NEW YORK - The recently expressed view of Nigel Inkster, the former deputy chief of Britain's secret service (MI6), that Pakistani Taliban leader Baitullah Mehsud is now the world's "deadliest Islamist threat and public enemy number one" reveals the puerility of the so-called "war on terror". As it enters its seventh year, the massive American effort to root out al-Qaeda and its allied organizations around the world faces a credibility problem with few successes and several mishaps.
On commencing his costly misadventures in 2001, US President George W Bush confidentially delivered bad news to his military generals that "this will be a long campaign". As the vague and drifting campaign reached the limits of temporal stretching with no end in sight, a psychological strategy that found favor with the US and its allies was to personalize and simplify the problem for the imagination of skeptical publics.

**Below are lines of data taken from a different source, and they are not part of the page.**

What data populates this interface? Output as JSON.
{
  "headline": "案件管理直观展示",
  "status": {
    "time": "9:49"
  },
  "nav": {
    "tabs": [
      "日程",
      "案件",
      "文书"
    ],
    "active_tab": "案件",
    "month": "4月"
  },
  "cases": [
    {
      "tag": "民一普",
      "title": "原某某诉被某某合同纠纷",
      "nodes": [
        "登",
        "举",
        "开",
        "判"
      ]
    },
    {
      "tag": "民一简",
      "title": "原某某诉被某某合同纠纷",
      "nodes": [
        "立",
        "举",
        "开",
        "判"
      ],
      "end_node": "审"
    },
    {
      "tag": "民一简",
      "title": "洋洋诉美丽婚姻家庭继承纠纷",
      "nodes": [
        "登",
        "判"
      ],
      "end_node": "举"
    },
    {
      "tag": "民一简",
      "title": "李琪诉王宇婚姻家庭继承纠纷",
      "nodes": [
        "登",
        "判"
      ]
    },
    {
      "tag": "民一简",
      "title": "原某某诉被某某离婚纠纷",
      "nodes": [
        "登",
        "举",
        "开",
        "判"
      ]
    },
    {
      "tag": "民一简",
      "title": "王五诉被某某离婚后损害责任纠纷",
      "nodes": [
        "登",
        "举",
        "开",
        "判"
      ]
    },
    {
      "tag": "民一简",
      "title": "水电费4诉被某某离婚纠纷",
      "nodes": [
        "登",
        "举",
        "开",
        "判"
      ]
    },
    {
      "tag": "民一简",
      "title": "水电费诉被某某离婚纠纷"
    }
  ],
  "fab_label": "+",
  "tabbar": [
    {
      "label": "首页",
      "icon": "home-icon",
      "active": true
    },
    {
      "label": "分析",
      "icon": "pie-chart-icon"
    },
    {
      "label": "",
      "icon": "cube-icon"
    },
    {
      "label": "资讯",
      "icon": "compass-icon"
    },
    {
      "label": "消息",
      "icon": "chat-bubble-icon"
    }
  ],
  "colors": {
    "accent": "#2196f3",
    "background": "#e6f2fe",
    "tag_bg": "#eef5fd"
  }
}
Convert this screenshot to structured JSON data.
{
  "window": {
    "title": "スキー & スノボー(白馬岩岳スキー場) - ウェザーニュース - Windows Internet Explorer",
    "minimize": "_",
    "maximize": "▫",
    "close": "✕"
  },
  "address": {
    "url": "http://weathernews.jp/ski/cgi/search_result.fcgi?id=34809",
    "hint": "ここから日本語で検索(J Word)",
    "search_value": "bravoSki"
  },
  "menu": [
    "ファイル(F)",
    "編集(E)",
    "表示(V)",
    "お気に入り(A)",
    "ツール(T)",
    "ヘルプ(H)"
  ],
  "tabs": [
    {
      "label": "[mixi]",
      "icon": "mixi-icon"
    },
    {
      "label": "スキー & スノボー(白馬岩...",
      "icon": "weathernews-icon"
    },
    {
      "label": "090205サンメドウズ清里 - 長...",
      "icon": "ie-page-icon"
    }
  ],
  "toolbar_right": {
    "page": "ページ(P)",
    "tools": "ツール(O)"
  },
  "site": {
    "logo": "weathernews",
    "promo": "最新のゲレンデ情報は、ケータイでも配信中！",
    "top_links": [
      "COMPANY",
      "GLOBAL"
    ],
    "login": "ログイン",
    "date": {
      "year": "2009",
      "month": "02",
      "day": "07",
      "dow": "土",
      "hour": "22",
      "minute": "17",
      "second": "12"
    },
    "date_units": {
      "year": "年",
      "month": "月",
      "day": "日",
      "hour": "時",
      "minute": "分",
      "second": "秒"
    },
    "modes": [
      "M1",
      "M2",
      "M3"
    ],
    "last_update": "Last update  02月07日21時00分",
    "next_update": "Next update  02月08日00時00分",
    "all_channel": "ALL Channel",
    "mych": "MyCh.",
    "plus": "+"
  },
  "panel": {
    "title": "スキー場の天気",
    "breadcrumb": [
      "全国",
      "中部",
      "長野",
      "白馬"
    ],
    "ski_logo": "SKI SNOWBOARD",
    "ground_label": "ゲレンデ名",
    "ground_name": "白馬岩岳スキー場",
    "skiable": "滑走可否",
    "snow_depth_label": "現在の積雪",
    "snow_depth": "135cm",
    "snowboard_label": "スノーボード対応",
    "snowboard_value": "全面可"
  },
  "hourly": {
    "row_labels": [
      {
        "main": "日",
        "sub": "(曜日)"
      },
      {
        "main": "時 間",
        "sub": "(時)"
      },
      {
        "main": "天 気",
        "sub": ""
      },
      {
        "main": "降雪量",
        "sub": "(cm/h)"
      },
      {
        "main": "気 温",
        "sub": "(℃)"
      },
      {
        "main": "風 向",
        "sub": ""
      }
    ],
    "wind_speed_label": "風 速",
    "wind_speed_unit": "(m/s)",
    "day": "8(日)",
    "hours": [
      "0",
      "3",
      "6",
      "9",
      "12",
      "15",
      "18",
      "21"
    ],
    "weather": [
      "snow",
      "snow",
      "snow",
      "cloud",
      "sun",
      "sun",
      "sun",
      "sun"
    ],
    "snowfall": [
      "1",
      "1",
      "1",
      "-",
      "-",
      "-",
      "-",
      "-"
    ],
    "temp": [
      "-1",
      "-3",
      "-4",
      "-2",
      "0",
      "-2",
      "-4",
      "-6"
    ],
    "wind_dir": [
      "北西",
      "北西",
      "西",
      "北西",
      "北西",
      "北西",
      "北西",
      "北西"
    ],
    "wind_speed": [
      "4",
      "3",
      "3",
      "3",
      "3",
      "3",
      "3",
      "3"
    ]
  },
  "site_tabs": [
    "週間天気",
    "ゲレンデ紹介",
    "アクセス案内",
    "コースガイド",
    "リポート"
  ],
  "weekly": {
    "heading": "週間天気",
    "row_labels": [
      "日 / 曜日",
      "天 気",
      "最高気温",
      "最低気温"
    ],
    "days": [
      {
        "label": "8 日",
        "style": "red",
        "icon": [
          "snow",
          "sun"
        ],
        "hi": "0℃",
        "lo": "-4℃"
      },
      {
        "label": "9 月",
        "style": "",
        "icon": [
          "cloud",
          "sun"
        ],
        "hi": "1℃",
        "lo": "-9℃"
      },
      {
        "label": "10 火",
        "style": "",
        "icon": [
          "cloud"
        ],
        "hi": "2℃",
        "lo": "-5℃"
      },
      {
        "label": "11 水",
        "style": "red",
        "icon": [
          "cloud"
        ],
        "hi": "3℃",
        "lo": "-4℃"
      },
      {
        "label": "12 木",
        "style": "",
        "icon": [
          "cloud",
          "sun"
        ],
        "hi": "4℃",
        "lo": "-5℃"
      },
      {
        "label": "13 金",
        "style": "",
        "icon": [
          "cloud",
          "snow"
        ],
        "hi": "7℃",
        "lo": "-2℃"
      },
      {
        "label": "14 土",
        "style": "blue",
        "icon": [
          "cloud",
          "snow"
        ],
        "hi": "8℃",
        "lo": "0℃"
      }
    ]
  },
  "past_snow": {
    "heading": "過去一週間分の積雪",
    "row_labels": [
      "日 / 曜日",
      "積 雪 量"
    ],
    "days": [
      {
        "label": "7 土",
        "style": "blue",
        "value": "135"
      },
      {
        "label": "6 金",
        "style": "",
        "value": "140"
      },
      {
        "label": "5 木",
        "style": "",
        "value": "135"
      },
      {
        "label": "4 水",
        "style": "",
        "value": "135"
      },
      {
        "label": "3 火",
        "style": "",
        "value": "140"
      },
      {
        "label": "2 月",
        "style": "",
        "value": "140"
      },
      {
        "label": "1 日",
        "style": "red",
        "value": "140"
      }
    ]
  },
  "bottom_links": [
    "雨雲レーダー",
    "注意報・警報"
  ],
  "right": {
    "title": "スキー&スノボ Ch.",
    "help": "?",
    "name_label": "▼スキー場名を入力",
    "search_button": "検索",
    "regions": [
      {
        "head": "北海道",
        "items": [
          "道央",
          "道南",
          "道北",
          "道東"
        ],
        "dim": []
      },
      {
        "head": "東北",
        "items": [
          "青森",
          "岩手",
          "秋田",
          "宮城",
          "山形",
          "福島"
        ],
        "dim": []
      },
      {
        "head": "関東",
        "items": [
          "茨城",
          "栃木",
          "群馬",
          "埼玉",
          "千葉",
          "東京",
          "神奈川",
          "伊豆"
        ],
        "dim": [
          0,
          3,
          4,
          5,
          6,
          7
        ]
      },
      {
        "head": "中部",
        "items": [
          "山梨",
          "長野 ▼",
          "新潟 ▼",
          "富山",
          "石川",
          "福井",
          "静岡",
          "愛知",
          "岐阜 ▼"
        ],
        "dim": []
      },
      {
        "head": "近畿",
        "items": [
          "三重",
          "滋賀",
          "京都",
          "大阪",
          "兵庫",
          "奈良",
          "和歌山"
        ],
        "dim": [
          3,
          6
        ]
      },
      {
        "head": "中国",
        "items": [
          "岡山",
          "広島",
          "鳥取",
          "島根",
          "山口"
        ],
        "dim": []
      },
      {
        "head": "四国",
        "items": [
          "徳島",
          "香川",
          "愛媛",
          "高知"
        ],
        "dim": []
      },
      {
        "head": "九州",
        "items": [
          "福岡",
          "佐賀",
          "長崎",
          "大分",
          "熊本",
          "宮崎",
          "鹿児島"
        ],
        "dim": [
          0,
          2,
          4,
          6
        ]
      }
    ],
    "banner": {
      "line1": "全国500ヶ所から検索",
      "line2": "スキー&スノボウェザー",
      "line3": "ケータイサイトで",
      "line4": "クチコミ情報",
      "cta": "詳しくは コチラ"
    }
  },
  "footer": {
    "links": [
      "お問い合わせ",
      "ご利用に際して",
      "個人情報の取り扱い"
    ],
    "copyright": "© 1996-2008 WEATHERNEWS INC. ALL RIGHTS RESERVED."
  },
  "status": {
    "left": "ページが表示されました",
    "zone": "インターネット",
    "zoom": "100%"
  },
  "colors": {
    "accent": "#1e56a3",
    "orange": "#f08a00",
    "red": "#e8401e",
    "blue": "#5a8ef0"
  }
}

If victory is redefined as eliminating individual personalities rather than defeating a complex network or ideology, the bitter pill of failure can not only be sweetened but also showcased as a sweetmeat for citizens' consumption. This carefully crafted ruse of selling defeat as success begins with lionization of an al-Qaeda-affiliated leader through relentless coverage of his dreaded activities in the state-browbeaten media. The next step is to keep releasing stories that a hunt is on for the high-value target and that US/North Atlantic Treaty Organization intelligence is closing in on the star figure.